The snowshoeing was fun, and I must say my fears of falling and bursting open my skin-tight ski pants while peeing on myself (again the lack if Kegels haunts me) were dispelled. Apparently I became too relaxed, because, despite no skis, I fell twice. Once I was walking sideways on a slope. Understandable. The other time I was talking to Dorothy and swore I caught sight of a handicapped sign on a tree in the middle of the woods. Intrigued, I turned only to discover it was merely a blue and white trail marker, but stepped on my own snowshoe in the process and fell, much to Dorothy's amusement.
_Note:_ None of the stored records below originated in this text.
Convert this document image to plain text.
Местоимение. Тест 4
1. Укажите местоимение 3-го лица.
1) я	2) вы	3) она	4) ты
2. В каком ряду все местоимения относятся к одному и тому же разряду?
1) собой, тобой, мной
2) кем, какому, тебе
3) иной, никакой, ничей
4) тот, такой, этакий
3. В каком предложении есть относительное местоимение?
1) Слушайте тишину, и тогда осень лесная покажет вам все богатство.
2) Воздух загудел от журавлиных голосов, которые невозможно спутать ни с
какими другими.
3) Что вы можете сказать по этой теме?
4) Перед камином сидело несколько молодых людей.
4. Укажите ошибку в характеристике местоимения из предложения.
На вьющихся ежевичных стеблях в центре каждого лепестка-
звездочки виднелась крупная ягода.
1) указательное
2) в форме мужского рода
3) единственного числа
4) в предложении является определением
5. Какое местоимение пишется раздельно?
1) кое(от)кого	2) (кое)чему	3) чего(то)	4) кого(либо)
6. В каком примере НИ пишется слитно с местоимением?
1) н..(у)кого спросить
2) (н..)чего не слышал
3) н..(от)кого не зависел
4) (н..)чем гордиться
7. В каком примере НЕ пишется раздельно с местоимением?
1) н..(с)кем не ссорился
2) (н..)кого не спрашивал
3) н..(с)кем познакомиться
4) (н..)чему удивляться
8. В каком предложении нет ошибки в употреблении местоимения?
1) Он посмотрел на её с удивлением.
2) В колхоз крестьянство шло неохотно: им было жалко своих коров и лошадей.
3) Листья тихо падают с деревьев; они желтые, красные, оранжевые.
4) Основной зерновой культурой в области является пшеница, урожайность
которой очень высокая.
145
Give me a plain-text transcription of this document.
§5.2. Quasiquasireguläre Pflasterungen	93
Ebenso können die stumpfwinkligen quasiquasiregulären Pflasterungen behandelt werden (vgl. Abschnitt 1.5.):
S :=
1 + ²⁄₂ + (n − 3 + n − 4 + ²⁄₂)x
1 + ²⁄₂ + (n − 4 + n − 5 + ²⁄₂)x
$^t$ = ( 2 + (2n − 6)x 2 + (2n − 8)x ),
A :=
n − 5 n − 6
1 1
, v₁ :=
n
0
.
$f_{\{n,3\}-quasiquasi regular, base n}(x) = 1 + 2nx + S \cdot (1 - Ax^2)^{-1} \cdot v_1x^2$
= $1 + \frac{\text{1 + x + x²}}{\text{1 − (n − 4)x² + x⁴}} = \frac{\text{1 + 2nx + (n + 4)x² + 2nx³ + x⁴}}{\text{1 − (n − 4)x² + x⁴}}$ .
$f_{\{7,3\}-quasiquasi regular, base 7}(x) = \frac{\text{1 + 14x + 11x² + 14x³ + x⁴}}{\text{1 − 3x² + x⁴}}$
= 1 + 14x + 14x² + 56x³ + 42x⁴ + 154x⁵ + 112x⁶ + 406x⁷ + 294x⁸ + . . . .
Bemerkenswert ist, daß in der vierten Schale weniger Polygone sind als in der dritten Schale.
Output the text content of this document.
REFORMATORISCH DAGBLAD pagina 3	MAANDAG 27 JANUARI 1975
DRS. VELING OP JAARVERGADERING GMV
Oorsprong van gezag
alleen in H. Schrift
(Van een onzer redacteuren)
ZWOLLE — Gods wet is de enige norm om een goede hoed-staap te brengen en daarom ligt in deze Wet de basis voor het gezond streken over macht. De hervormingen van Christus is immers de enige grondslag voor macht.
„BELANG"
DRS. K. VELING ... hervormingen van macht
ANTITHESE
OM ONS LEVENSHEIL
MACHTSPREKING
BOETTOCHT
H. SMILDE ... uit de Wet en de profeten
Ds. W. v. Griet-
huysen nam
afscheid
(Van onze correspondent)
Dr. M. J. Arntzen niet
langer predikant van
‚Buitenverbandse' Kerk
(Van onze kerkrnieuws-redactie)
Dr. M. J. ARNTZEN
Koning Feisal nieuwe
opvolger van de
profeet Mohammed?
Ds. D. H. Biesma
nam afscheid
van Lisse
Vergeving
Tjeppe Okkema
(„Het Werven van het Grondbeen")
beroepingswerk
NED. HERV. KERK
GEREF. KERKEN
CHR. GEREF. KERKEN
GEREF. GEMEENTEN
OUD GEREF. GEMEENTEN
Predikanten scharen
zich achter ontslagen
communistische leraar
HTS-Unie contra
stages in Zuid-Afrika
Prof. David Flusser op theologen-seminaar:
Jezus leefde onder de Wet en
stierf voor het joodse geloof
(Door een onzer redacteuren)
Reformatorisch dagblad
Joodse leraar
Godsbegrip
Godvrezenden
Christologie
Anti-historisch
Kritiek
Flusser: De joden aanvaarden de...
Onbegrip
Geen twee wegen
Apres ski, we proceeded to a lovely English tavern ( we are located in rural upstate New York.) There is something very wrong with that. The menu was a virtual contradiction of itself, offering such authentic fare as the Middlesex sandwich, intermingled with Steak-umms and Dynabites. My dining companions felt that Dynabites were in order, and we were served a smallish plate festooned with about 8 or 10 Dynabites and a small cup of Ranch dressing. I jokingly dared Cookie to drink the Ranch dressing, and tempted her with the reward of a crisp dollar bill. She declined, but counter offered, telling me she would give me five bucks to down said dressing. Ah, Cookie, ye have only known me a short time. Were Andie with us, she'd have warned you. After dramatic pauses for prep time, perhaps invoking images of an Olympic diver on the platform readying herself, I ceremoniously drank the dressing, all at once, shot-style. And Cookie promptly paid up. Good thing, as I was short on cash (see entry regarding wallet loss).
The novelty of being out without children had yet to wear off, and after Dynabites and dinner, we proceeded to a diner for dessert. Yummy. We amused the waitress with obnoxious and inappropriate comments about things. And finally, as all good things must, our evening came to an end. I can't wait to do it again, but this time with my skis!!!